11156156 - August 7, 2009 at 9:13 am
I stayed up last night till 1 (not 4) to finish my latest, Charles Todd’s A Matter of Justice, which a friend gave me this spring and which has been sitting on the shelf. If CHE readers like WWI period mysteries, I recommend this author and his Insp. Ian Rutledge, who suffers from shellshock and hallucinations while trying to solve murders. And this is a good one even though the guilty party was relatively obvious.
dank48 - August 7, 2009 at 11:09 am
You actually admit to _enjoying_ reading? What’s the world coming to? Reading _King_?! Good heavens!
In _On Writing,_ King wrote, and I paraphrase clumsily from memory, “I was forty years old and had been making my living as a professional writer for twenty years before I realized one simple fact: If you write (or sing or dance or paint or sculpt or play an instrument), sooner or later somebody is going to try to make you feel lousy about it.”
It was wonderfully refreshing to read this piece this morning, for which thanks.
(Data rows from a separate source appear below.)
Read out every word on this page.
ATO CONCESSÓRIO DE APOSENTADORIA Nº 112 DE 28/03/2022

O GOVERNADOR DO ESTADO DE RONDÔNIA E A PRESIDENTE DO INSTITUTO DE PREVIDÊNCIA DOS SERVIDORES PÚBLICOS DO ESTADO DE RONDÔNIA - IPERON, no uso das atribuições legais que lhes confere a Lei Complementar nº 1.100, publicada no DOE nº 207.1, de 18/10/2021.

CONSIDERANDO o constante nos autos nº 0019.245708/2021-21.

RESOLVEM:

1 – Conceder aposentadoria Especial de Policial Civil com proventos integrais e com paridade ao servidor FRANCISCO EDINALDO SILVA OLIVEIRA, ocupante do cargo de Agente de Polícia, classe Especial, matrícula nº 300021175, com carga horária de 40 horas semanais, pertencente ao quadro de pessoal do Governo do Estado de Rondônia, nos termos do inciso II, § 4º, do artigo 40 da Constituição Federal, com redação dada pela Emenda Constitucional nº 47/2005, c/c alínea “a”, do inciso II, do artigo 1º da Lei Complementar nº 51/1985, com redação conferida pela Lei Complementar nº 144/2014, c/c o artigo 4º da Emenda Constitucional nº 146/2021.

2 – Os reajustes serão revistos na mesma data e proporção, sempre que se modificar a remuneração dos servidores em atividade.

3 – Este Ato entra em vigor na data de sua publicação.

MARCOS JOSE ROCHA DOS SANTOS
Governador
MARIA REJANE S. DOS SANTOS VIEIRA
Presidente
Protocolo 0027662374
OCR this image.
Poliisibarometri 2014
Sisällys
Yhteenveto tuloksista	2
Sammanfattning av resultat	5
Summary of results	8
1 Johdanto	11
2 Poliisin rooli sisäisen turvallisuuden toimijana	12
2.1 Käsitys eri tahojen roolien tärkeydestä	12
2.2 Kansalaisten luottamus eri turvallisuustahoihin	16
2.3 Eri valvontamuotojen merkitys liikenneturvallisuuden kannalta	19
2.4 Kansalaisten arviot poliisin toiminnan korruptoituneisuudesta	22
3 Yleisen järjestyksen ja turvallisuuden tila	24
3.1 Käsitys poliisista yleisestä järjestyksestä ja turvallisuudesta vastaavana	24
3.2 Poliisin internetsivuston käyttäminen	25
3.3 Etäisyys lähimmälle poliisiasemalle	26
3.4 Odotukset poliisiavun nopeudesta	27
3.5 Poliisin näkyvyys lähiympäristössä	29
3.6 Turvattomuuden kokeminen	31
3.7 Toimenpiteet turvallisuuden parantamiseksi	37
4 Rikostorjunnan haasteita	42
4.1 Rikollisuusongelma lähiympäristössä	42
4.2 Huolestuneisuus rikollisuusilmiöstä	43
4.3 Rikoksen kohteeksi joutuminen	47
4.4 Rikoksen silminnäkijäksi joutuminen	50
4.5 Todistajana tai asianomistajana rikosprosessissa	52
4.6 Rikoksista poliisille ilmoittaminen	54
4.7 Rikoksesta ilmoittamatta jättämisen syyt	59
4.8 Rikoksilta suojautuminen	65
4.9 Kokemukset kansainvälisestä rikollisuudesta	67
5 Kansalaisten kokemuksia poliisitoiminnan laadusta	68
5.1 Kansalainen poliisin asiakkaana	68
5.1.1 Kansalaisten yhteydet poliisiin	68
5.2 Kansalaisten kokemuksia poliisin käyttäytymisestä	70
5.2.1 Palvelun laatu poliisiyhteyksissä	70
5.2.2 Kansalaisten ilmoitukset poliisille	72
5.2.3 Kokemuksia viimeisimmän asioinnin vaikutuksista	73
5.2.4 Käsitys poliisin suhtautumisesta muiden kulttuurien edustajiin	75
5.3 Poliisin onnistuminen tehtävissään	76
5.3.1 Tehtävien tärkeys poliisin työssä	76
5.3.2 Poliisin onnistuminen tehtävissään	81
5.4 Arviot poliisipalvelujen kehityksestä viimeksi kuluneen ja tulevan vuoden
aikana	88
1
While it’s true that the book biz is going to hell in a handbasket, it’s also true that it has been for about five and a half centuries. There are lots of people reading for pleasure and profit, whether the conglomerates that own the publishing companies and the bookstore chains get much pleasure or profit out of it or not.
bekka_alice - August 7, 2009 at 11:21 am
Library, I think you fixed the problem of no sarcasm on this page yourself….
Gina, true! I don’t get the Summer break, so I tend to steal nights on vacations to be up prowling through a book at 3 a.m. Drives my husband crazy because he knows I’ll be back to work bleary and disoriented at the whole “sun” thing…. ^_^
deejwood - August 7, 2009 at 4:21 pm
I’m looking for a “book club” where I will feel accepted and in doing so, found the Mystery Book Club in Fountain Hills, AZ. The book they’re going to talk about is “Bones in the Desert” by a local writer, Jana Bommersbach. I thought I would take a look at the first couple of pages and then proceeded to read it almost straight through, like my hair was on fire!! I was sucked into it on the first page! Oddly, it is based on an actual murder that took place locally, in Tempe/Phoenix, and involves a daughter that is well known on TV here. WHAT A STORY!!
langrishe - August 7, 2009 at 9:01 pm
As per 11156156: Charles Todd is excellent. I started with the first and am now halfway through A Fearsome Doubt. My belief is that summer reading needs to take place every chance you can get, all year round. For lovers of Swedish dickfic, try Steig Larsson. Gina: remember Nebraska?